In the current issue, Drs. Avery, North and colleagues have performed such fine mapping analyses for a number of QT interval loci in African-American and Hispanic/Latino populations.5 They used the Metabochip array, a genotyping array that contains both markers for known cardiovascular and metabolic GWAS loci, and a series of variants that allow for dense genotyping or fine mapping at 16 of the known QT loci. Using data from over 12,000 African-American and nearly 15,000 Hispanic/Latino individuals, they were able to refine the association signal for the QT interval at 3 loci. They were also able to identify unique associations in trans-ethnic or Hispanic/Latino populations at 6 other QT loci.

The strengths of the current manuscript are the large sample sizes, the multi-ethnic nature of the study and the dense coverage of some of the QT loci. As acknowledged by the authors, the challenge in the current work is that the chip used in this project is now somewhat dated and only contains a subset of the known QT loci.

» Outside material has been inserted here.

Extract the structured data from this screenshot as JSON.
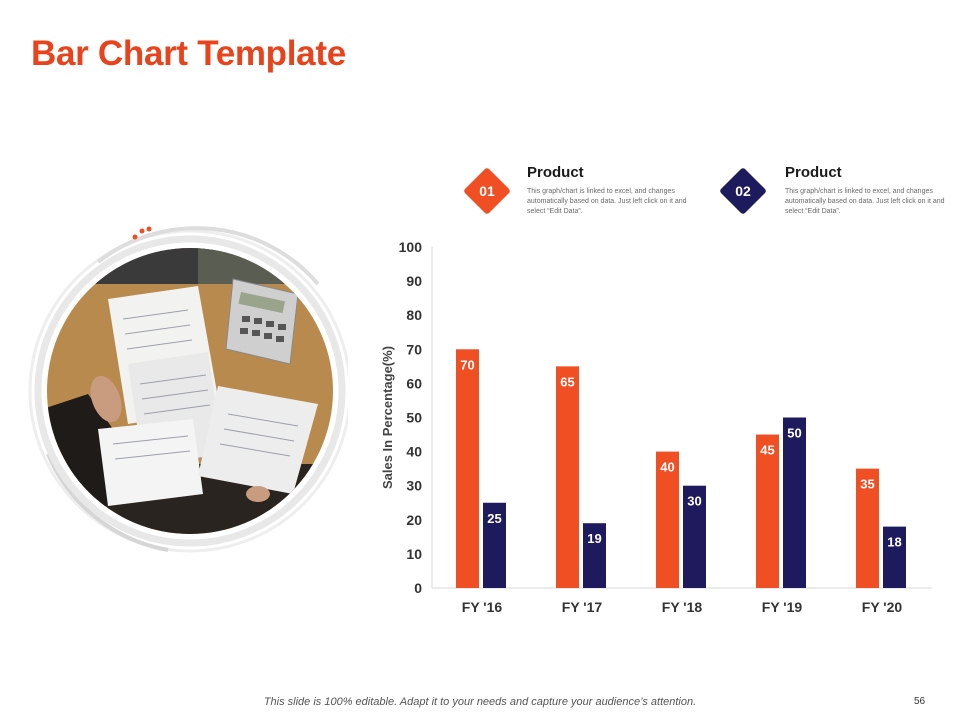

Ultimately, to resolve these genetic loci for the QT interval as well as other cardiac traits and conditions, it will be necessary to perform large scale genome sequencing in individuals of multiple races and ethnicities. Ongoing projects such as the NHLBI TOPMed program, which is currently performing whole genome sequencing on over 70,000 individuals should go a long way towards addressing some of these challenges. However, given the cost of genome sequencing and the complexity of analyzing such large datasets, we can expect that it will be a number of years before genomic data will be available scale similar to the current work. Future efforts will also be required to streamline the identification of functional genetic variants in non-coding regions. Potential approaches such as massively parallel reporter assays or CRISPR tiling of intergenic regions to identify transcriptional regulators both show early promise, but further refinement of these methods will be required.68

Acknowledgements

Dr. Ellinor is supported by grants from the National Institutes of Health to Dr. Ellinor (1RO1HL092577, R01HL128914, K24HL105780), an Established Investigator Award from the American Heart Association (13EIA14220013) and by the Fondation Leducq (14CVD01).

Footnotes

Disclosures: Dr. Ellinor is the PI on a grant from Bayer HealthCare to the Broad Institute focused on the genetics and therapeutics of atrial fibrillation.